L’ancien ministre d’État en charge de l’Énergie et des Énergies renouvelables, Ibrahim Yacouba, a été placé sous mandat de dépôt le lundi 15 septembre 2025, aux alentours de 19h. Interpellé quelques jours plus tôt par la Police Judiciaire, il a été présenté au parquet avant d’être transféré à la prison civile. Cette décision intervient dans le cadre d’une affaire criminelle qui secoue le Niger et qui met en cause, outre le marabout Mahamadou Noura, plusieurs personnalités.
Des meurtres rituels au cœur du dossier
Tout commence le 29 juillet 2025, lorsque Mahamadou Noura, présenté comme un charlatan, est arrêté après une tentative d’assassinat.
Devant les enquêteurs, il reconnaît avoir commis au moins cinq meurtres à caractère rituel.
Selon ses propres déclarations, ces crimes auraient été perpétrés dans le cadre de pratiques sacrificielles.

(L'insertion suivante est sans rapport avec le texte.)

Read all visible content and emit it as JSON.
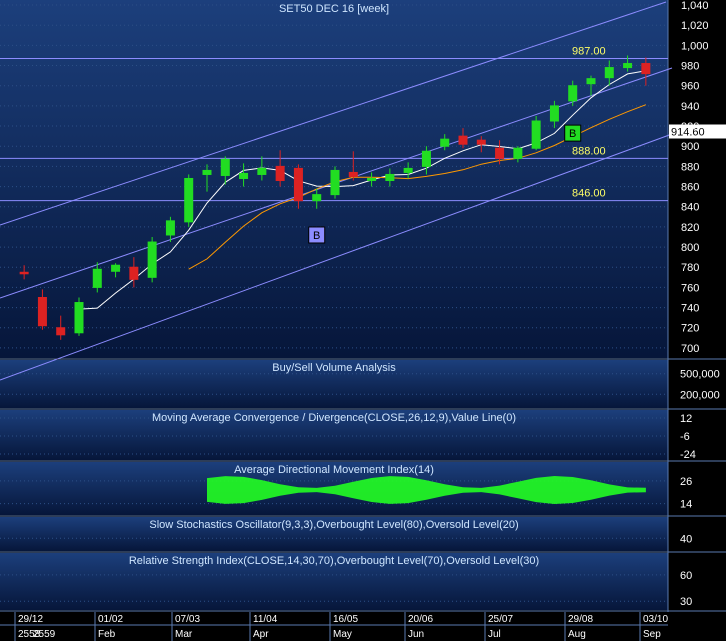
{
  "colors": {
    "panel_top": "#1c3f7c",
    "panel_bottom": "#06163a",
    "grid": "#2c4f86",
    "text": "#ffffff",
    "title": "#cfe6ff",
    "up": "#22dd22",
    "down": "#dd2222",
    "channel": "#8c8cff",
    "ma_short": "#ffffff",
    "ma_long": "#ff9900",
    "adx_fill": "#22ff22",
    "level_label": "#ffff66",
    "current_bg": "#ffffff",
    "signal_bg": "#8c8cff"
  },
  "chart_data": [
    {
      "type": "candlestick",
      "title": "SET50 DEC 16  [week]",
      "ylim": [
        690,
        1045
      ],
      "y_ticks": [
        700,
        720,
        740,
        760,
        780,
        800,
        820,
        840,
        860,
        880,
        900,
        920,
        940,
        960,
        980,
        1000,
        1020,
        1040
      ],
      "y_tick_labels": [
        "700",
        "720",
        "740",
        "760",
        "780",
        "800",
        "820",
        "840",
        "860",
        "880",
        "900",
        "920",
        "940",
        "960",
        "980",
        "1,000",
        "1,020",
        "1,040"
      ],
      "current_price": 914.6,
      "current_price_label": "914.60",
      "horizontal_levels": [
        {
          "value": 987,
          "label": "987.00"
        },
        {
          "value": 888,
          "label": "888.00"
        },
        {
          "value": 846,
          "label": "846.00"
        }
      ],
      "signals": [
        {
          "label": "B",
          "index": 16,
          "value": 812
        },
        {
          "label": "B",
          "index": 30,
          "value": 913
        }
      ],
      "candles": [
        {
          "o": 775,
          "h": 782,
          "l": 768,
          "c": 774
        },
        {
          "o": 750,
          "h": 758,
          "l": 718,
          "c": 722
        },
        {
          "o": 720,
          "h": 732,
          "l": 708,
          "c": 713
        },
        {
          "o": 715,
          "h": 750,
          "l": 712,
          "c": 745
        },
        {
          "o": 760,
          "h": 785,
          "l": 755,
          "c": 778
        },
        {
          "o": 776,
          "h": 784,
          "l": 770,
          "c": 782
        },
        {
          "o": 780,
          "h": 790,
          "l": 760,
          "c": 768
        },
        {
          "o": 770,
          "h": 810,
          "l": 765,
          "c": 805
        },
        {
          "o": 812,
          "h": 830,
          "l": 805,
          "c": 826
        },
        {
          "o": 825,
          "h": 872,
          "l": 820,
          "c": 868
        },
        {
          "o": 872,
          "h": 882,
          "l": 855,
          "c": 876
        },
        {
          "o": 871,
          "h": 890,
          "l": 862,
          "c": 887
        },
        {
          "o": 868,
          "h": 883,
          "l": 860,
          "c": 873
        },
        {
          "o": 872,
          "h": 890,
          "l": 866,
          "c": 878
        },
        {
          "o": 880,
          "h": 896,
          "l": 860,
          "c": 866
        },
        {
          "o": 878,
          "h": 882,
          "l": 838,
          "c": 846
        },
        {
          "o": 846,
          "h": 858,
          "l": 838,
          "c": 852
        },
        {
          "o": 852,
          "h": 880,
          "l": 848,
          "c": 876
        },
        {
          "o": 874,
          "h": 895,
          "l": 866,
          "c": 870
        },
        {
          "o": 866,
          "h": 874,
          "l": 860,
          "c": 868
        },
        {
          "o": 866,
          "h": 878,
          "l": 860,
          "c": 872
        },
        {
          "o": 874,
          "h": 884,
          "l": 868,
          "c": 878
        },
        {
          "o": 880,
          "h": 900,
          "l": 872,
          "c": 895
        },
        {
          "o": 900,
          "h": 912,
          "l": 896,
          "c": 907
        },
        {
          "o": 910,
          "h": 918,
          "l": 898,
          "c": 902
        },
        {
          "o": 906,
          "h": 910,
          "l": 894,
          "c": 902
        },
        {
          "o": 898,
          "h": 906,
          "l": 882,
          "c": 888
        },
        {
          "o": 888,
          "h": 900,
          "l": 884,
          "c": 898
        },
        {
          "o": 898,
          "h": 930,
          "l": 896,
          "c": 925
        },
        {
          "o": 925,
          "h": 945,
          "l": 918,
          "c": 940
        },
        {
          "o": 945,
          "h": 965,
          "l": 940,
          "c": 960
        },
        {
          "o": 962,
          "h": 970,
          "l": 950,
          "c": 967
        },
        {
          "o": 968,
          "h": 985,
          "l": 960,
          "c": 978
        },
        {
          "o": 978,
          "h": 990,
          "l": 974,
          "c": 982
        },
        {
          "o": 982,
          "h": 988,
          "l": 960,
          "c": 972
        }
      ]
    },
    {
      "type": "bar",
      "title": "Buy/Sell Volume Analysis",
      "y_tick_labels": [
        "500,000",
        "200,000"
      ],
      "y_tick_values": [
        500000,
        200000
      ],
      "ylim": [
        0,
        700000
      ]
    },
    {
      "type": "line",
      "title": "Moving Average Convergence / Divergence(CLOSE,26,12,9),Value Line(0)",
      "y_tick_labels": [
        "12",
        "-6",
        "-24"
      ],
      "y_tick_values": [
        12,
        -6,
        -24
      ],
      "ylim": [
        -30,
        20
      ]
    },
    {
      "type": "area",
      "title": "Average Directional Movement Index(14)",
      "y_tick_labels": [
        "26",
        "14"
      ],
      "y_tick_values": [
        26,
        14
      ],
      "ylim": [
        8,
        36
      ]
    },
    {
      "type": "line",
      "title": "Slow Stochastics Oscillator(9,3,3),Overbought Level(80),Oversold Level(20)",
      "y_tick_labels": [
        "40"
      ],
      "y_tick_values": [
        40
      ],
      "ylim": [
        10,
        90
      ]
    },
    {
      "type": "line",
      "title": "Relative Strength Index(CLOSE,14,30,70),Overbought Level(70),Oversold Level(30)",
      "y_tick_labels": [
        "60",
        "30"
      ],
      "y_tick_values": [
        60,
        30
      ],
      "ylim": [
        20,
        85
      ]
    }
  ],
  "time_axis": {
    "dates": [
      "29/12",
      "01/02",
      "07/03",
      "11/04",
      "16/05",
      "20/06",
      "25/07",
      "29/08",
      "03/10"
    ],
    "months": [
      "2559",
      "Feb",
      "Mar",
      "Apr",
      "May",
      "Jun",
      "Jul",
      "Aug",
      "Sep"
    ],
    "year_overlap": "2558"
  }
}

Ses aveux citent plusieurs noms, parmi lesquels celui d’Ibrahim Yacouba, président du parti MPN-Kiishin Kassa et ancien membre du gouvernement de Ouhoumoudou Mahamadou, renversé lors du coup d’État militaire de juillet 2023.

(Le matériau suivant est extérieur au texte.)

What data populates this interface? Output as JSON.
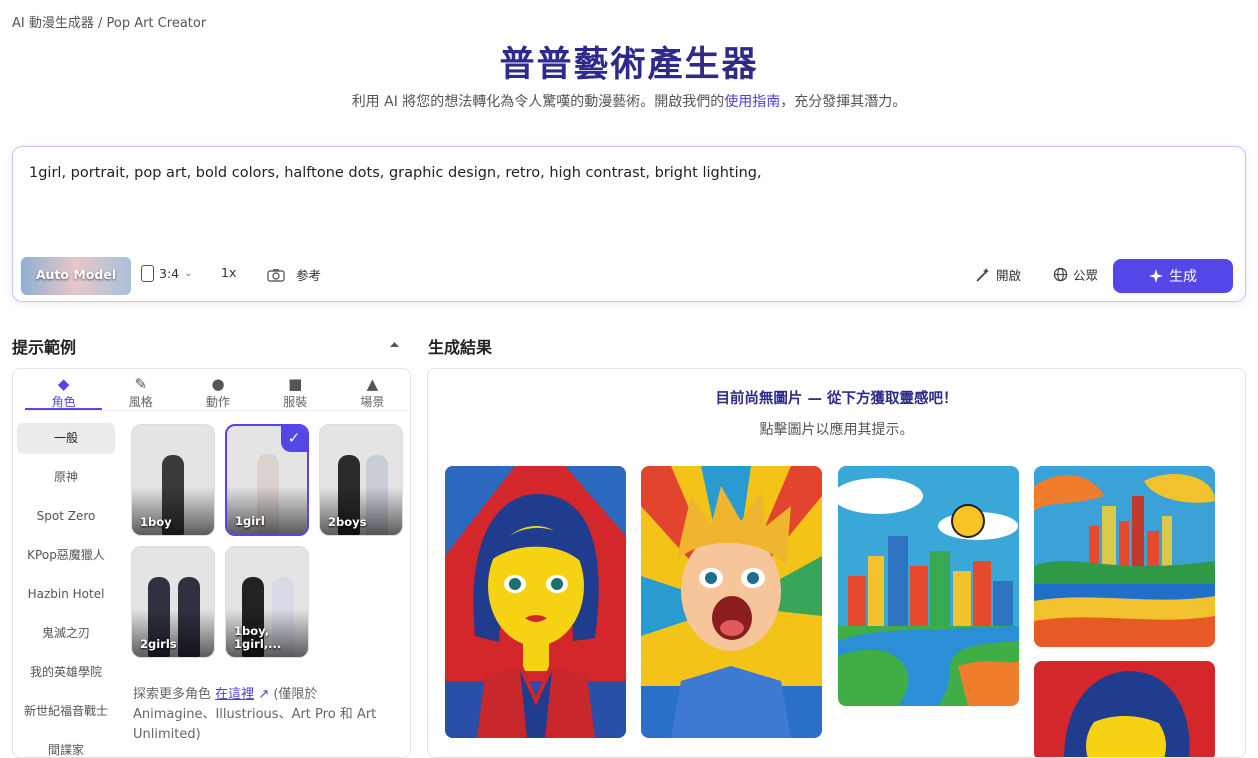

Le parquet temporise mais maintient la pression
Le procureur général du Niger a confirmé que toutes les personnes mentionnées par le présumé tueur ont été interpellées et entendues.
Il insiste cependant sur le caractère présumé des faits, rappelant qu’aucune condamnation n’a été prononcée.

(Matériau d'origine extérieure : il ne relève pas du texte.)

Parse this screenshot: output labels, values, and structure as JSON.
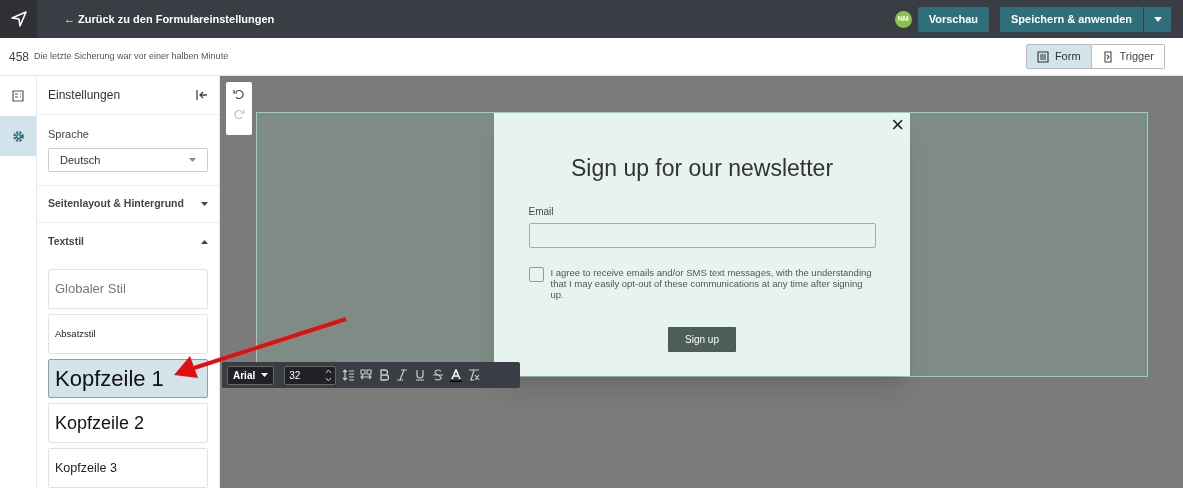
{
  "top_bar": {
    "back_link": "← Zurück zu den Formulareinstellungen",
    "avatar": "NM",
    "preview_button": "Vorschau",
    "save_button": "Speichern & anwenden"
  },
  "sub_bar": {
    "count": "458",
    "save_status": "Die letzte Sicherung war vor einer halben Minute",
    "view_tabs": [
      {
        "label": "Form",
        "selected": true
      },
      {
        "label": "Trigger",
        "selected": false
      }
    ]
  },
  "rail": [
    {
      "kind": "form",
      "selected": false
    },
    {
      "kind": "settings",
      "selected": true
    }
  ],
  "settings": {
    "title": "Einstellungen",
    "language_label": "Sprache",
    "language_value": "Deutsch",
    "sections": [
      {
        "label": "Seitenlayout & Hintergrund",
        "expanded": false
      },
      {
        "label": "Textstil",
        "expanded": true
      }
    ],
    "text_styles": [
      {
        "label": "Globaler Stil",
        "kind": "global",
        "selected": false
      },
      {
        "label": "Absatzstil",
        "kind": "paragraph",
        "selected": false
      },
      {
        "label": "Kopfzeile 1",
        "kind": "h1",
        "selected": true
      },
      {
        "label": "Kopfzeile 2",
        "kind": "h2",
        "selected": false
      },
      {
        "label": "Kopfzeile 3",
        "kind": "h3",
        "selected": false
      }
    ]
  },
  "popup": {
    "close": "×",
    "title": "Sign up for our newsletter",
    "email_label": "Email",
    "consent": "I agree to receive emails and/or SMS text messages, with the understanding that I may easily opt-out of these communications at any time after signing up.",
    "consent_checked": false,
    "submit": "Sign up"
  },
  "text_toolbar": {
    "font": "Arial",
    "size": "32"
  }
}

Un complément d’enquête est en cours pour recouper les éléments et vérifier la véracité des accusations portées par le marabout.
En attendant, Yacouba et d’autres suspects demeurent derrière les barreaux, le temps que la justice établisse les responsabilités.
Des antécédents tendus avec la junte
L’arrestation d’Ibrahim Yacouba résonne d’autant plus fort que l’homme politique avait déjà eu des démêlés avec la junte militaire au pouvoir.
Après le putsch de 2023, il avait quitté le pays et pris position contre le renversement de Mohamed Bazoum, allant jusqu’à réclamer sa libération.
Dans un second temps, il avait nuancé ses propos, plaidant pour des négociations directes entre le CNSP et la CEDEAO afin d’éviter une escalade régionale.
Malgré cette posture conciliante, les nouvelles autorités lui ont reproché son attitude initiale.
Un mandat d’arrêt avait été émis contre lui pour « complot et trahison contre l’État ».
Le 5 janvier 2024, à son retour d’exil, il avait été arrêté à l’aéroport international de Niamey, transféré à la prison civile après une brève audition.
Ce n’est qu’à la faveur des assises nationales de la transition, en 2025, qu’il avait recouvré la liberté.
Une figure politique fragilisée
Leader d’un parti qui avait pesé sur la scène nationale, ancien ministre des Affaires étrangères puis de l’Énergie, Ibrahim Yacouba voit son parcours brutalement interrompu par une succession d’affaires.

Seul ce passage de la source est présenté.